A teen confronts a torrent of emotions after her father’s death in Goodman’s impassioned musical ‘Life After’
The family in Britta Johnson’s play is messy in a way that will be instantly recognizable to anyone who’s lost a loved one when unfinished business defined their relationship.
“Life After,” the emotionally intense, sonically intricate new musical from Britta Johnson, opens without much fanfare. There’s just a lone man in a pool of light, leaving a voicemail message for his daughter Alice, asking her to please call back.
In the show’s second number, the teenager learns that shortly after leaving the message, her father died in a car crash.
Every family is messy, but the family in “Life After” is messy in a way that will be instantly recognizable to anyone who has lost a loved one when unfinished business still defined their relationship.
The 90-minute production, running through July 17 at the Goodman Theatre, is only the third major staging of “Life After,” following a 2017 world premiere in Toronto and a U.S. premiere in 2019 at San Diego’s Old Globe Theatre.
When: Through July 17
Where: Goodman Theatre, 170 N. Dearborn St.
Run time: 90 minutes, no intermission
Johnson began working on “Life After” more than a decade ago, when she was a teenager trying to cope with her father’s untimely death. The completed work is replete with non-hummable melodies, conversational lyrics and emotional depth, evoking the great Stephen Sondheim.
Director Annie Tippe and music director Chris Kong guide a nine-person ensemble and a live, seven-piece orchestra to melodic highs and dissonant lows. Grief and all of its shattering attendants — rage, confusion, denial, heartache — manifest themselves incrementally, snowballing into a force that will crush Frank’s survivors if they can’t make peace with his flaws.
Frank (Paul Alexander Nolan) ignites the emotional firestorm contained in “Life After,” but the story is centered on Alice (Samantha Williams). Alice is rarely without her clutch of Furies (Ashley Perez Flanagan, Lauryn Hobbs, Chelsea Williams), a trio who provide both a Greek chorus and an alternately hilarious/nightmarish manifestation of the clambering, overwhelming thoughts erupting from Alice’s psyche. Predominant among those thoughts is that she is responsible for her father’s death.
Alice isn’t alone in trying to navigate grief so all-consuming it subsumes reason. Her mother Beth (Bryonha Marie Parham) and sister Kate (Skyler Volpe) struggle over their own troubled, truncated relationships with Frank.

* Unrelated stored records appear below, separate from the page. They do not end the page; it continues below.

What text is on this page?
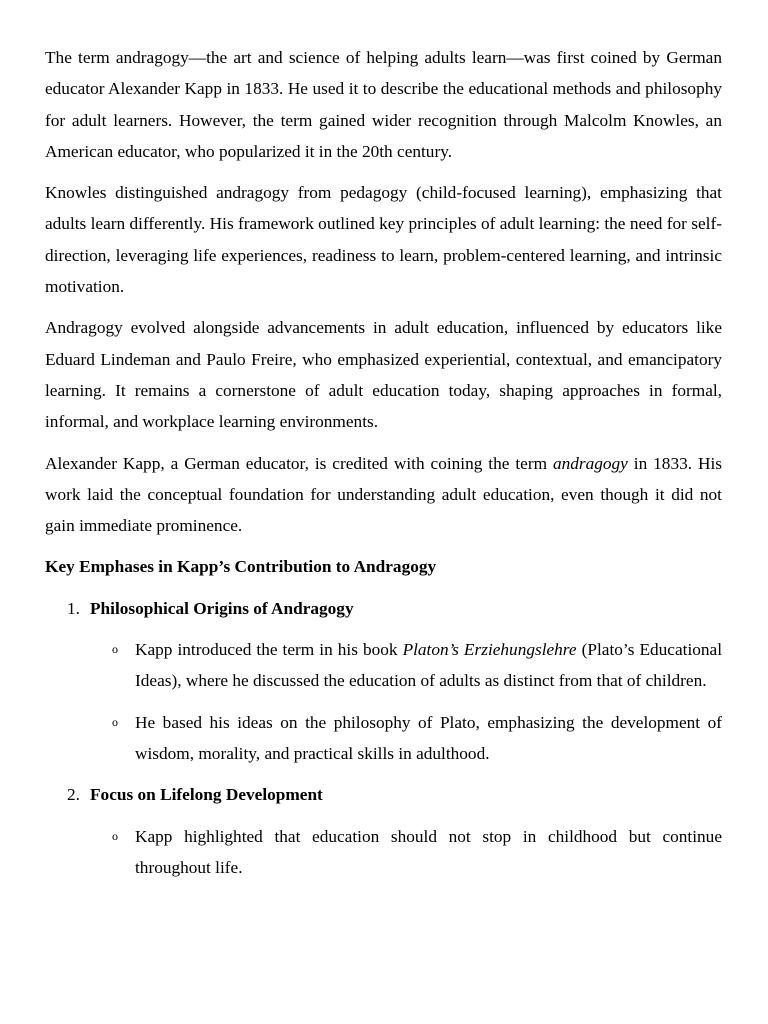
The term andragogy—the art and science of helping adults learn—was first coined by German educator Alexander Kapp in 1833. He used it to describe the educational methods and philosophy for adult learners. However, the term gained wider recognition through Malcolm Knowles, an American educator, who popularized it in the 20th century.

Knowles distinguished andragogy from pedagogy (child-focused learning), emphasizing that adults learn differently. His framework outlined key principles of adult learning: the need for self-direction, leveraging life experiences, readiness to learn, problem-centered learning, and intrinsic motivation.

Andragogy evolved alongside advancements in adult education, influenced by educators like Eduard Lindeman and Paulo Freire, who emphasized experiential, contextual, and emancipatory learning. It remains a cornerstone of adult education today, shaping approaches in formal, informal, and workplace learning environments.

Alexander Kapp, a German educator, is credited with coining the term andragogy in 1833. His work laid the conceptual foundation for understanding adult education, even though it did not gain immediate prominence.

Key Emphases in Kapp’s Contribution to Andragogy

1. Philosophical Origins of Andragogy
o Kapp introduced the term in his book Platon’s Erziehungslehre (Plato’s Educational Ideas), where he discussed the education of adults as distinct from that of children.
o He based his ideas on the philosophy of Plato, emphasizing the development of wisdom, morality, and practical skills in adulthood.
2. Focus on Lifelong Development
o Kapp highlighted that education should not stop in childhood but continue throughout life.
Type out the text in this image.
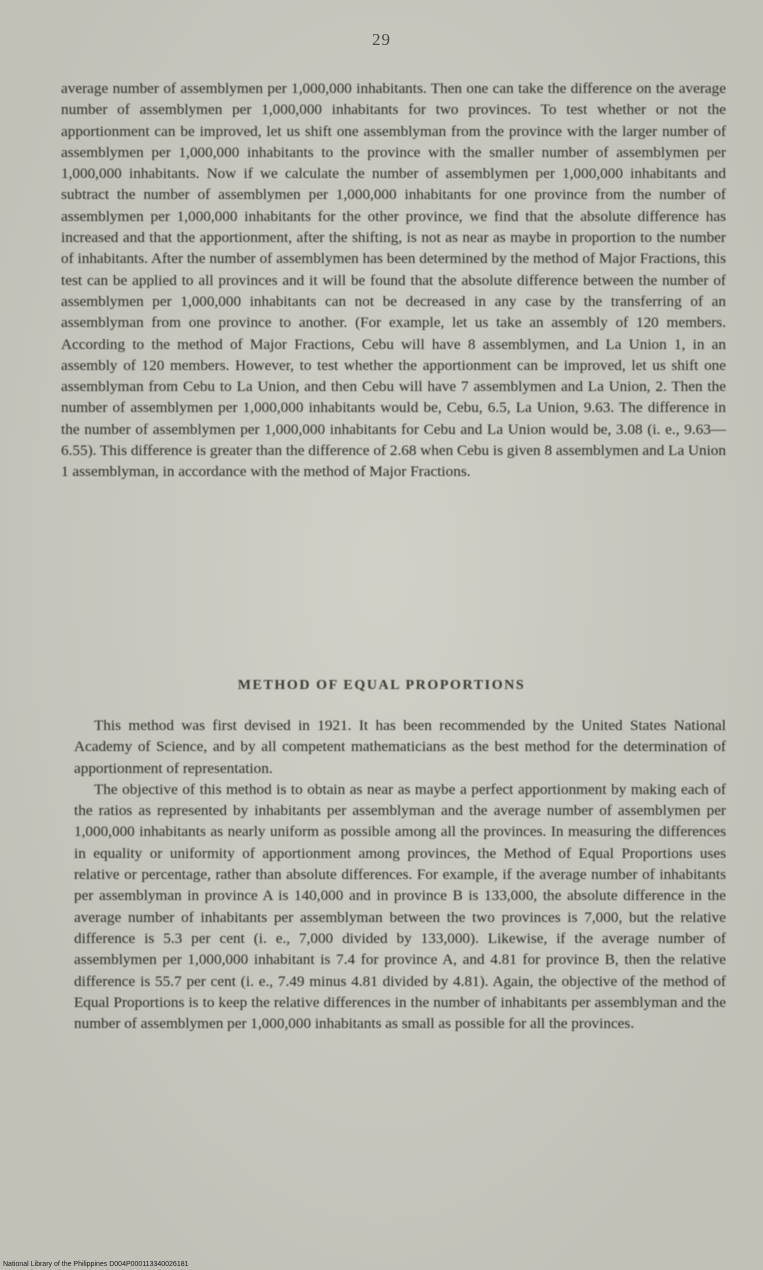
29

average number of assemblymen per 1,000,000 inhabitants. Then one can take the difference on the average number of assemblymen per 1,000,000 inhabitants for two provinces. To test whether or not the apportionment can be improved, let us shift one assemblyman from the province with the larger number of assemblymen per 1,000,000 inhabitants to the province with the smaller number of assemblymen per 1,000,000 inhabitants. Now if we calculate the number of assemblymen per 1,000,000 inhabitants and subtract the number of assemblymen per 1,000,000 inhabitants for one province from the number of assemblymen per 1,000,000 inhabitants for the other province, we find that the absolute difference has increased and that the apportionment, after the shifting, is not as near as maybe in proportion to the number of inhabitants. After the number of assemblymen has been determined by the method of Major Fractions, this test can be applied to all provinces and it will be found that the absolute difference between the number of assemblymen per 1,000,000 inhabitants can not be decreased in any case by the transferring of an assemblyman from one province to another. (For example, let us take an assembly of 120 members. According to the method of Major Fractions, Cebu will have 8 assemblymen, and La Union 1, in an assembly of 120 members. However, to test whether the apportionment can be improved, let us shift one assemblyman from Cebu to La Union, and then Cebu will have 7 assemblymen and La Union, 2. Then the number of assemblymen per 1,000,000 inhabitants would be, Cebu, 6.5, La Union, 9.63. The difference in the number of assemblymen per 1,000,000 inhabitants for Cebu and La Union would be, 3.08 (i. e., 9.63—6.55). This difference is greater than the difference of 2.68 when Cebu is given 8 assemblymen and La Union 1 assemblyman, in accordance with the method of Major Fractions.

METHOD OF EQUAL PROPORTIONS

This method was first devised in 1921. It has been recommended by the United States National Academy of Science, and by all competent mathematicians as the best method for the determination of apportionment of representation.

The objective of this method is to obtain as near as maybe a perfect apportionment by making each of the ratios as represented by inhabitants per assemblyman and the average number of assemblymen per 1,000,000 inhabitants as nearly uniform as possible among all the provinces. In measuring the differences in equality or uniformity of apportionment among provinces, the Method of Equal Proportions uses relative or percentage, rather than absolute differences. For example, if the average number of inhabitants per assemblyman in province A is 140,000 and in province B is 133,000, the absolute difference in the average number of inhabitants per assemblyman between the two provinces is 7,000, but the relative difference is 5.3 per cent (i. e., 7,000 divided by 133,000). Likewise, if the average number of assemblymen per 1,000,000 inhabitant is 7.4 for province A, and 4.81 for province B, then the relative difference is 55.7 per cent (i. e., 7.49 minus 4.81 divided by 4.81). Again, the objective of the method of Equal Proportions is to keep the relative differences in the number of inhabitants per assemblyman and the number of assemblymen per 1,000,000 inhabitants as small as possible for all the provinces.

National Library of the Philippines D004P000113340026181
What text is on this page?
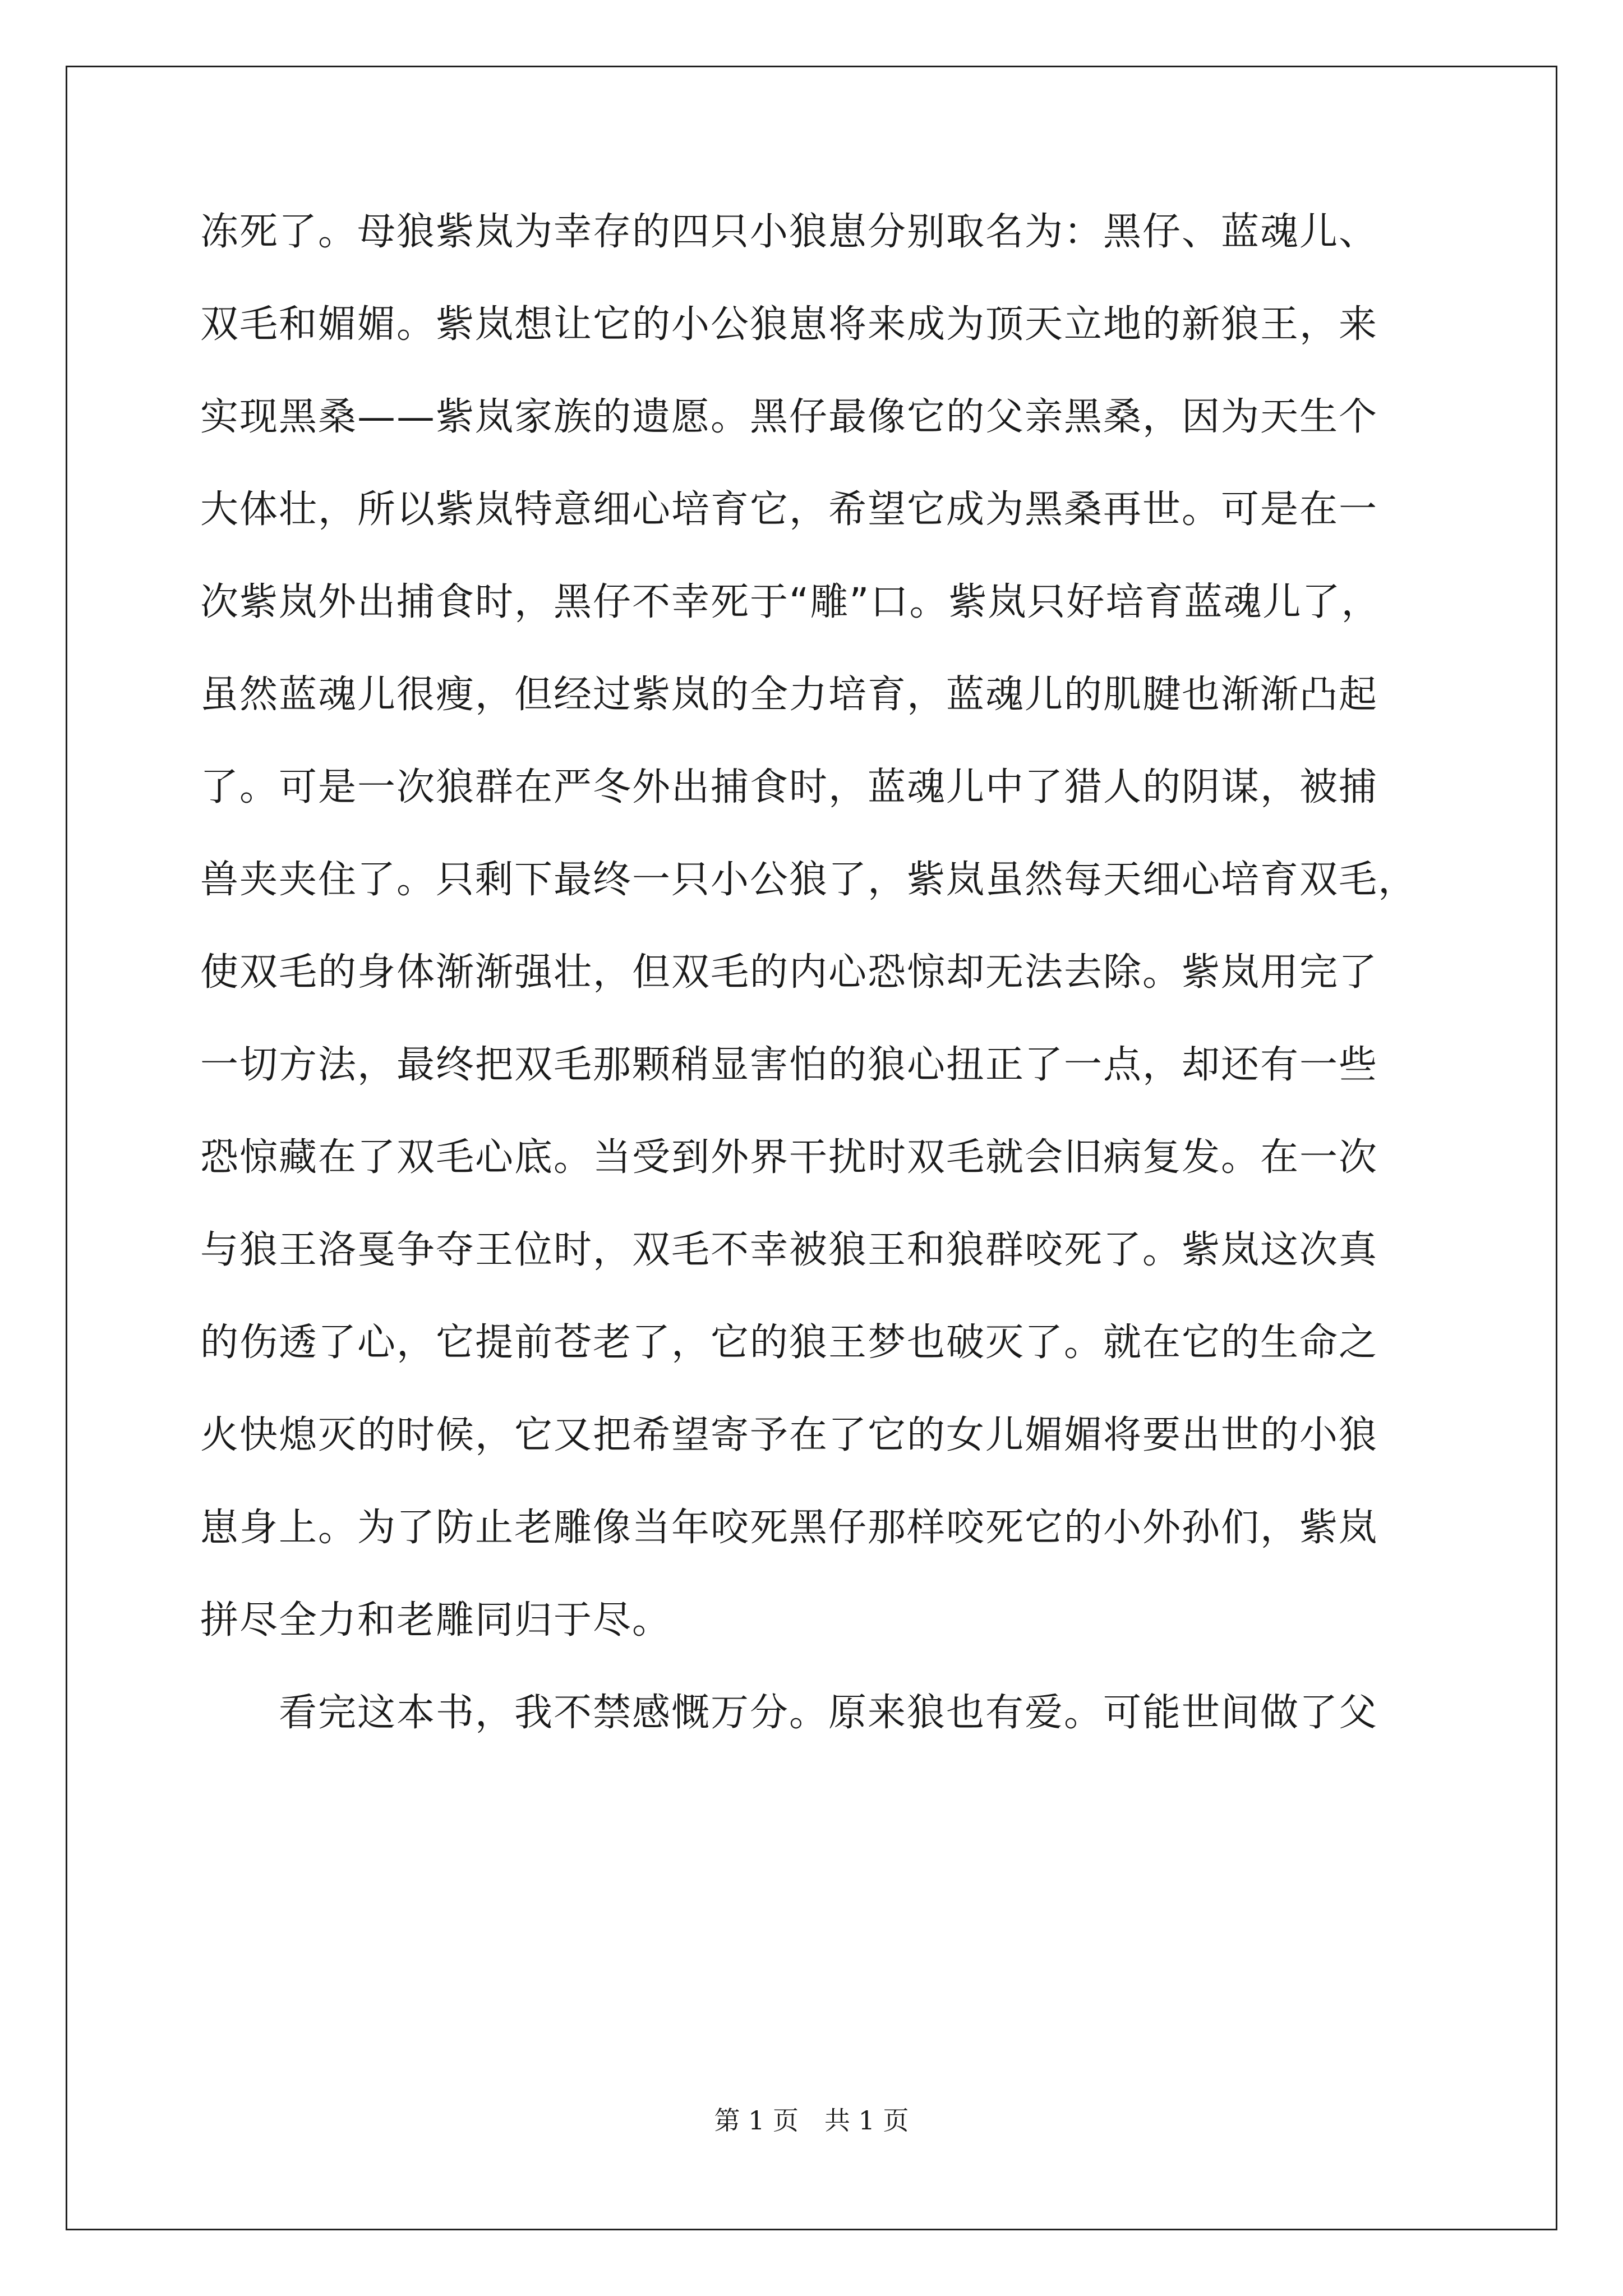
冻死了。母狼紫岚为幸存的四只小狼崽分别取名为：黑仔、蓝魂儿、
双毛和媚媚。紫岚想让它的小公狼崽将来成为顶天立地的新狼王，来
实现黑桑——紫岚家族的遗愿。黑仔最像它的父亲黑桑，因为天生个
大体壮，所以紫岚特意细心培育它，希望它成为黑桑再世。可是在一
次紫岚外出捕食时，黑仔不幸死于“雕”口。紫岚只好培育蓝魂儿了，
虽然蓝魂儿很瘦，但经过紫岚的全力培育，蓝魂儿的肌腱也渐渐凸起
了。可是一次狼群在严冬外出捕食时，蓝魂儿中了猎人的阴谋，被捕
兽夹夹住了。只剩下最终一只小公狼了，紫岚虽然每天细心培育双毛，
使双毛的身体渐渐强壮，但双毛的内心恐惊却无法去除。紫岚用完了
一切方法，最终把双毛那颗稍显害怕的狼心扭正了一点，却还有一些
恐惊藏在了双毛心底。当受到外界干扰时双毛就会旧病复发。在一次
与狼王洛戛争夺王位时，双毛不幸被狼王和狼群咬死了。紫岚这次真
的伤透了心，它提前苍老了，它的狼王梦也破灭了。就在它的生命之
火快熄灭的时候，它又把希望寄予在了它的女儿媚媚将要出世的小狼
崽身上。为了防止老雕像当年咬死黑仔那样咬死它的小外孙们，紫岚
拼尽全力和老雕同归于尽。
看完这本书，我不禁感慨万分。原来狼也有爱。可能世间做了父
第 1 页　共 1 页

An author and a public speaker who seems a cross between Dale Carnegie and Tony Robbins, Frank traveled the world’s auditoriums dispensing advice in his “Transformotion” conferences. His self-help axioms are mostly cliches about standing on the edge of a new day and learning to forgive yourself. But even at their shallowest, Johnson finds shards of truth at the center of each cliché and hones them to piercing effect.
Tippe’s ensemble meshes into a perfectly imperfect nuclear family. When Alice, Kate and Beth are besieged by strangers bearing food, the bereaved can clearly see the condolence casseroles come with a hefty side of prurience and pity.
The plot moves nimbly as Alice tries to piece together the final hour of her father’s death, with her best friend Hannah (Lucy Panush) serving as a sounding board and, when needed, cheery raconteur.
Alice follows clues — scribbles on an old notepad, a flight number, a seemingly offhand comment from debate coach Ms. Tompkins (Jen Sese) — but none offers closure.
Every character has a similarly relatable journey. In the innocuously titled “Wallpaper,” Parham’s Beth delivers an anthem of joy, love, anger and blazing anguish that’s on a par with “Rose’s Turn,” the iconic five-alarm barnburner from “Gypsy.”
As Alice travels the stages of grief, her vocals color the merciless road she’s on, from “Alice Finds Out,” when she learns of her father’s death, to the benediction-like “Poetry,” when she finally comes to terms, as much as she can, with his memory.
Ann Yee’s choreography veers with grace and precision among the show’s many moods. Tap, modern or ballet-influenced, the movement expresses what the characters feel when words fail them. The cast is backed by an orchestra directed by Kong. The sound, whether hushed a cappella vocal or a lush, soaring string crescendo, is rich, clear and balanced.
Playing out on set designer Todd Rosenthal’s rendition of home surrounded by puffy clouds in a robin’s egg blue sky, “Life After” looks as good as it sounds.
Alice ultimately has to confront the brutal truth that sometimes people leave you halfway through the woods.
“Life After,” on the other hand, will stay with you for a long while.